Relaxing whilst doing Competition Law is not an Oxymoron

Archive for November 15th, 2017

The law on SGEIs in theory, and in practice (the pending Spanish DTT cases)

with 9 comments


The provision of Services of General Economic Interest (SGEIs) is a key feature of a social market economy. EU Law has always acknowledged this; see Article 106 TFEU, Protocol 26 to the Treaties of the Altmark case law.

In theory, and pursuant to a logic of subsidiarity, Member States enjoy wide discretion t provide these services. In practice, however, the Commission appears to enjoy wide discretion to question Member States choices.

Last week I was invited by ERA (Academy of European Law) to speak at their Annual State Aid conference about SGEIs and, specifically, about a saga of cases on which I have been working for some years and that are now pending before the CJEU (AG Wathelet delivered his incomplete Opinion last September).

The cases are relevant because, albeit paying lip service to Member States’ margin of discretion in this area (or, rather, by an exercise of confusing/meaningless copy-paste like the ones that were the subject of AG Wahl presentation at our recent litigation workshop), the Commission, the General Court and AG Wathelet are actually introducing (discreetly, through the backdoor and in some cases probaby inadvertedly!) novel requirements that would enable the Commission to challenge the provision of virtually any SGEI at the national level.
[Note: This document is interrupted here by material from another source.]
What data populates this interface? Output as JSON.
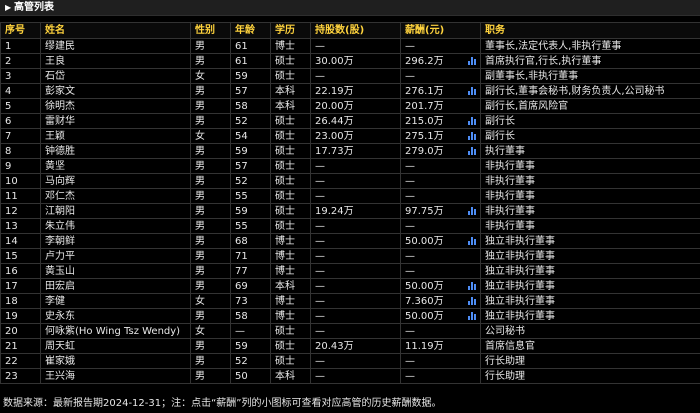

Few people seem to have realized about the relevance of what is going on, but do me a favour: check any SGEI in your Member State and verify whether it complies with the requirements set in these cases…

In spite of the relevance of the legal questions at stake, and of the risk that they pose to the consistency of the case-law, the AG Opinion did not really address them.

For my view on what these questions really are, and on why this case is so relevant and (so far) so problematic, see here:

Services of General Economic Interest (DTT_Lamadrid_ERA 2017)



Written by Alfonso Lamadrid

15 November 2017 at 2:12 pm

Posted in Uncategorized


with 10 comments

It is time to say farewell. It was fun while it lasted. We did our best to come up with different angles, sometime serious, sometimes purportedly fun. But after 5 few years and many posts, we have run out of interesting things to say.  We started this jokingly and improvising, but it now feels like an obligation, people expect something, but we need to focus our time on other things. We very much hope you will understand.

Indeed, as sad as it may be, after the CJEU’s ruling from yesterday. the endives case is now over. It gave us much food for thought and bad puns, but it is time to move on and discuss other competition issues. Farewell, endives. The blog will continue without you.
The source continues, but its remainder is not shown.